Case Art History Department Guidelines for the M.A. Qualifying Paper

revised, January 1998

  1. Original thinking is required. The paper should be more than just a compendium or synthesis of the ideas of others. You should have a thesis, articulate it at the outset, and then work through its implications toward a conclusion not reached by previous writers. You should be able to identify the state of existing research on your topic and advance knowledge beyond that state.

  2. If the qualifying paper is based on a class or seminar presentation, it should be able to stand on its own outside the context of the class. This may require a new framing device for your arguments and/or a reorganization of content to advance them.

  3. The length of the qualifying paper should be 20-30 pages including footnotes and bibliography. Footnotes (or endnotes) should be carefully prepared according to the format of articles submitted to the Art Bulletin. Copies of the Art Bulletin style guide may be obtained in the department office. Ideally, footnotes comprise a mix including relevant textual information related to your arguments, acknowledgment of sources for your own ideas, and suggestions to the reader as to where further information on certain points can be found. Footnotes and bibliography should reflect familiarity with the relevant foreign-language literature related to your topic.

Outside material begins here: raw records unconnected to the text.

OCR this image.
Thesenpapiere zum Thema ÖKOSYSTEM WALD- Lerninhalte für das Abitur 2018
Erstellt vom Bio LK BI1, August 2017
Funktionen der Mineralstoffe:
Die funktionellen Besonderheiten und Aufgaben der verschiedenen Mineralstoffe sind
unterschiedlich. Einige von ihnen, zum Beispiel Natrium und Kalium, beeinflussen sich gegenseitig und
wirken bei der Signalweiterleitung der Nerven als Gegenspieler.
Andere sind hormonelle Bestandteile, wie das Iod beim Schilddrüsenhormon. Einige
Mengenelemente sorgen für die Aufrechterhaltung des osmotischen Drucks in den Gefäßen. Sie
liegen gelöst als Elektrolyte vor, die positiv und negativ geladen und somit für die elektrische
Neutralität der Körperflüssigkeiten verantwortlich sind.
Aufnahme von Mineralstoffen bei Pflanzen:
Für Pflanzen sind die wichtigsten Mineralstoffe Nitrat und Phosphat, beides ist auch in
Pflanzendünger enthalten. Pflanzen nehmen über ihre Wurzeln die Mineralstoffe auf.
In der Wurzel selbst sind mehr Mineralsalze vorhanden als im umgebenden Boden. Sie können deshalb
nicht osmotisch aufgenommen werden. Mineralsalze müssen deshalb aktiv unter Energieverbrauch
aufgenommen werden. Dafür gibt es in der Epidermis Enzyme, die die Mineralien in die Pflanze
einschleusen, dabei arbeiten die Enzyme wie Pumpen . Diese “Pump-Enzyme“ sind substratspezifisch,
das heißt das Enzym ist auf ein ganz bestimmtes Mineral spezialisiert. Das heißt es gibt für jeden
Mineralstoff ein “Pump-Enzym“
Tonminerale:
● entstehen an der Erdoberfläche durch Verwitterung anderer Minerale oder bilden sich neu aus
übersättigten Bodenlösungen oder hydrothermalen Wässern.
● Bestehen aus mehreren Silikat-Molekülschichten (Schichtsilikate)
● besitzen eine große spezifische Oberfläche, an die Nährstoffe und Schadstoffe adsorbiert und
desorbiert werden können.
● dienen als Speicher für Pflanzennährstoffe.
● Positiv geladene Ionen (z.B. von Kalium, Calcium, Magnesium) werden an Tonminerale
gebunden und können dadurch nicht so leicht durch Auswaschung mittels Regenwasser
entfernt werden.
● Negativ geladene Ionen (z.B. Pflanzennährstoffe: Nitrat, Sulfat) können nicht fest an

  4. All works discussed in the text should be illustrated with a legible xerox reproduction. Each illustration should be numbered and labeled either in the form of captions or in a list of illustrations appended to the text. All pages of text and appendices should be numbered and secured with staples or some other permanent method of attachment. All text should be proofread for spelling, grammar, and clarity before submission.

  5. Each student writing a qualifying paper should arrange with a professor to serve as primary reader and work with that professor to identify another as second reader. The first draft should be submitted to the primary reader for review; all subsequent drafts should be submitted to both readers simultaneously. In the Spring semester first drafts are due in early February and final drafts in early March. Exact dates will be announced by January 30.